In 1985, the bottom of the first drop was modified slightly to make the ride run more smoothly. Lights were also added to the lift, so that riders were able to brace themselves for the first drop. For the 1988 season, Black Hole was dismantled and transported to Europe, where it had an overhaul by BHS (later becoming Maurer Söhne) of Peißenberg in Germany, to accommodate dual-car trains. The reconstructed roller coaster reopened, and was briefly named Black Hole II in 1988, and then New Black Hole in 1989, before reverting to its original name.

The opening of Oblivion in 1998 led to the redevelopment of Fantasy World, which became known as X-Sector. Black Hole underwent another refurbishment and was integrated into the new themed area. The colour scheme of the original tent was changed from yellow and green to a dark blue, and the entrance was revamped to reflect the X-Sector theme. Its interior was redesigned, featuring a modified queue layout and station, which were restyled with a Jules Verne theme.

In later years, the Black Hole became costly to maintain, and the park decided to close the attraction in 2005. The roller coaster track was dismantled and sold in 2007. There were no confirmed plans to reuse the site, and the tent remained unused for several years.

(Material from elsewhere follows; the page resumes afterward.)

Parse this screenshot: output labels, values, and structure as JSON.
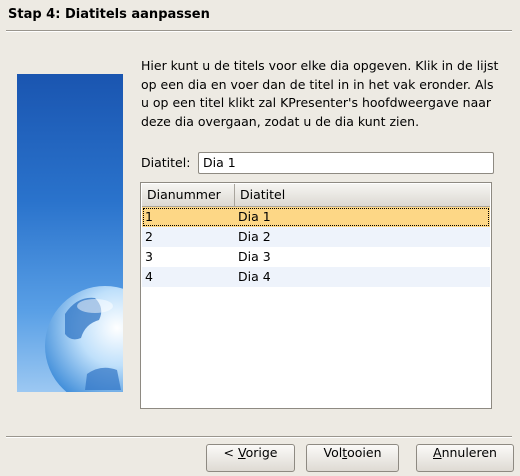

During a question-and-answer session in 2010 celebrating the opening of TH13TEEN, it was confirmed by John Wardley and then-marketing director Morwenna Angove that preparation for a new roller coaster in 2013 had begun, and that the former site of Black Hole was being considered for the location. A planning application for the Black Hole site was submitted in early 2012 and approved by Staffordshire Moorlands District Council. The large tent which housed the now former Black Hole was eventually dismantled in April 2012 to make way for The Smiler.

==Scare mazes==

During the park's annual Halloween Scarefest event in October 2011, the former Black Hole tent was used to house two temporary scare maze attractions. This was the first time the structure had been put to public use since the attraction's closure in March 2005.

==Relocation==
After a renovation from Gerstlauer, the former Black Hole ride was transported to Sweden and reopened as Rocket at Furuvik Zoo on 21 May 2011.

In late 2021, Furuvik Zoo put the rollercoaster up for sale.